Pemilihan anggota legistlatif Indonesia baru sudah selesai.
Terlepas dari duka mendalam dari para calon anggota legislatif yang gagal
mewujudkan impian dan seleranya, justru media massa disibukkan dengan upaya
membentuk opini sosok Calon Presiden RI mendatang. Dan bahkan lebih
menggelikan, media massa menggiring, seolah-olah yang perlu dicari sekarang
adalah siapa Cawapres yang cocok. Bahkan
pembentukan opini juga dilakukan dengan mengkaitkan ramalan dari zaman
Majapahit atau Zaman Mataram. Pembodohan superstisius seperti ini justru
dilakukan oleh orang-orang yang mengaku berpendidikan dan sangat rasional dalam
memahami persoalan kebangsaan. Menyedihkan, memprediksi sosok pemimpin Negara dilakukan
dengan menggunakan ramalan-ramalan tersebut.

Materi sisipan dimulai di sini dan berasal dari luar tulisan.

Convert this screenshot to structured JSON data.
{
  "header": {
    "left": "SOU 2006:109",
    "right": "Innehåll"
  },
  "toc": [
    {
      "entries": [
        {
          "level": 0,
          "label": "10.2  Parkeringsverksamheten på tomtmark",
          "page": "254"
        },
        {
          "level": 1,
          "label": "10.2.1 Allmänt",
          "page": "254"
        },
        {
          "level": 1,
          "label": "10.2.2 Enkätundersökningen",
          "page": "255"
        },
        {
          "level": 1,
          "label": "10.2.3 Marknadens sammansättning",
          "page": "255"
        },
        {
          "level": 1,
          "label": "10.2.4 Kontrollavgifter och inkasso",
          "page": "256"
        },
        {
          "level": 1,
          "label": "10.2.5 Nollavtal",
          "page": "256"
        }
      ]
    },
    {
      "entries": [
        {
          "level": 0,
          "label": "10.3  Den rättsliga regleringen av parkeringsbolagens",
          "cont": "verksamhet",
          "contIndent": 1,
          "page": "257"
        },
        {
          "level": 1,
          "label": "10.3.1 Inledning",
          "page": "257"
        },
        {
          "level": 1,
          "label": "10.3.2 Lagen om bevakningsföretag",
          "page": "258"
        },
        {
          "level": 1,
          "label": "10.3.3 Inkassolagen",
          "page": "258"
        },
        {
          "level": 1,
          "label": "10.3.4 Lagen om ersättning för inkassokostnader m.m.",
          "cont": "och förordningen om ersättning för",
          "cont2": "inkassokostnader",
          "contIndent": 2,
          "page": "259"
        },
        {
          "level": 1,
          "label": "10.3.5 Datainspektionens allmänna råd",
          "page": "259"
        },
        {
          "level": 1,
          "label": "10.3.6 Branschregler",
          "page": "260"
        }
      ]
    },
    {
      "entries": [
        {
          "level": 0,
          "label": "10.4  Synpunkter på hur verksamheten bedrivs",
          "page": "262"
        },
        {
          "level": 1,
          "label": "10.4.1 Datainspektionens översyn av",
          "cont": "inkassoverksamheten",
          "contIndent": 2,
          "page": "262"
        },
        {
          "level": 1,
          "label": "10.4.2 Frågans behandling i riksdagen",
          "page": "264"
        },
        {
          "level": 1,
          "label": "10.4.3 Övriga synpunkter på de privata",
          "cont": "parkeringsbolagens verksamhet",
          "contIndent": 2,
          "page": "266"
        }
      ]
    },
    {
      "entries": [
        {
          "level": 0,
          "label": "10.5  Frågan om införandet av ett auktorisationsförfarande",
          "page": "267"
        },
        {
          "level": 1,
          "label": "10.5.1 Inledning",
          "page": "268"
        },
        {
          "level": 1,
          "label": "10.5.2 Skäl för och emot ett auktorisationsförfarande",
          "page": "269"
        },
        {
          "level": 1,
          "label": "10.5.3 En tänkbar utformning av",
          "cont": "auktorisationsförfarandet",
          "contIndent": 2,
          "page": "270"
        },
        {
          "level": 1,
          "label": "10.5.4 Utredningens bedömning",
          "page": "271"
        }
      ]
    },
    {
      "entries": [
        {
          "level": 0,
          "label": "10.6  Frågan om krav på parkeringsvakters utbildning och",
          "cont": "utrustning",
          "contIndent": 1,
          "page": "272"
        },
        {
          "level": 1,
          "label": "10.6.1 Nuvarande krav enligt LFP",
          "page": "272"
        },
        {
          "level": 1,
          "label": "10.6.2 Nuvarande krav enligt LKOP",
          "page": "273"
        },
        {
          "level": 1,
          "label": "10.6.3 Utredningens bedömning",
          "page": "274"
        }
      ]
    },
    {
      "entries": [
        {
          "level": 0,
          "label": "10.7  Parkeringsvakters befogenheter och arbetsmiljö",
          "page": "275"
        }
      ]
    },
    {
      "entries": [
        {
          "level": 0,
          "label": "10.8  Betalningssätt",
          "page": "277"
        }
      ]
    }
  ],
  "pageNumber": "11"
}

Meski pertumbuhan ekonomi Indonesia secara makro mengalami
peningkatan, tetapi yang menikmati pertumbuhan tersebut tidak merata. Bahkan
lebih mungkin lagi, pertumbuhan ekonomi yang dicapai tersebut, terjadi bukan
karena intervensi dan kebijakan pemerintah, tetapi karena keberuntungan
Indonesia dalam percaturan global. Artinya pertumbuhan itu terjadi sebagai
akibat konsekuensi global saja. Lebih cocok lagi, an autopilot growth !. Setelah lebih dari 65 tahun Indonesia
merdeka, kepincangan secara ekonomis dan dan sosial antar wilayah masih sangat
terasa. Pemerintah lebih suka mempermainkan data-data yang bersifat rerata
Indonesia yang kontribusi angka tersebut berasal dari segelintir orang
dari kawasan tertentu saja.
Yang terjadi sekarang, pemerintah lebih memperhatikan
pembangunan di pulau Jawa. Lihat saja berapa banyak anggaran yang digelontorkan
pemerintah untuk pulau Jawa dibanding total anggaran pembangunan Indonesia per
tahun. Alokasi anggaran berbasiskan jumlah
penduduk ini terbukti tidak mampu mensejajarkan tingkat kesejahteraan dan
kehidupan seleuruh masyarakat Indonesia. Lebih lanjut, akibat dari kebijakan
berbasiskan data rerata tadi adalah semakin lebarnya kesenjangan ekonomi dan sosial
di kalangan penduduk. Lihat saja berapa banyak peredaran uang Indonesia
di Jakarta, atau tepatnya di Jawa, bila
dibandingkan dengan total uang yang beredar di Indonesia. Yang terjadi sekarang, semua masyarakat Indonesia
harus bahu membahu memajukan perekonomian pulau Jawa. Semua infra struktur
ekonomi yang ada, misalkan jalan, penerbangan, telekomunikasi, dan bahkan
pendidikan, diarahkan untuk mendukung dan memajukan pembangunan di pulau Jawa. Terlalu
banyak cerita sedih yang terjadi di berbagai pelosok nusantara ini yang
terjadi, bahkan lebih ironis lagi terjadi di daerah yang sumberdaya alamnya
berkontribusi sangat tinggi kepada anggaran Negara ini, misalkan di Papua,
Aceh, Riau, Kalimantan.
Betul, pembagian APBN berbasis jumlah penduduk sangat merugikan Luar Jawa dan menguntungkan Jawa. Untuk memperkuat kebijakan di atas kita disuguhi data Statistik palsu, mereka sebut 70% penduduk Indonesia ada di jawa. Padahal yg benar penduduk pulau jawa hanya 54% penduduk indonesia.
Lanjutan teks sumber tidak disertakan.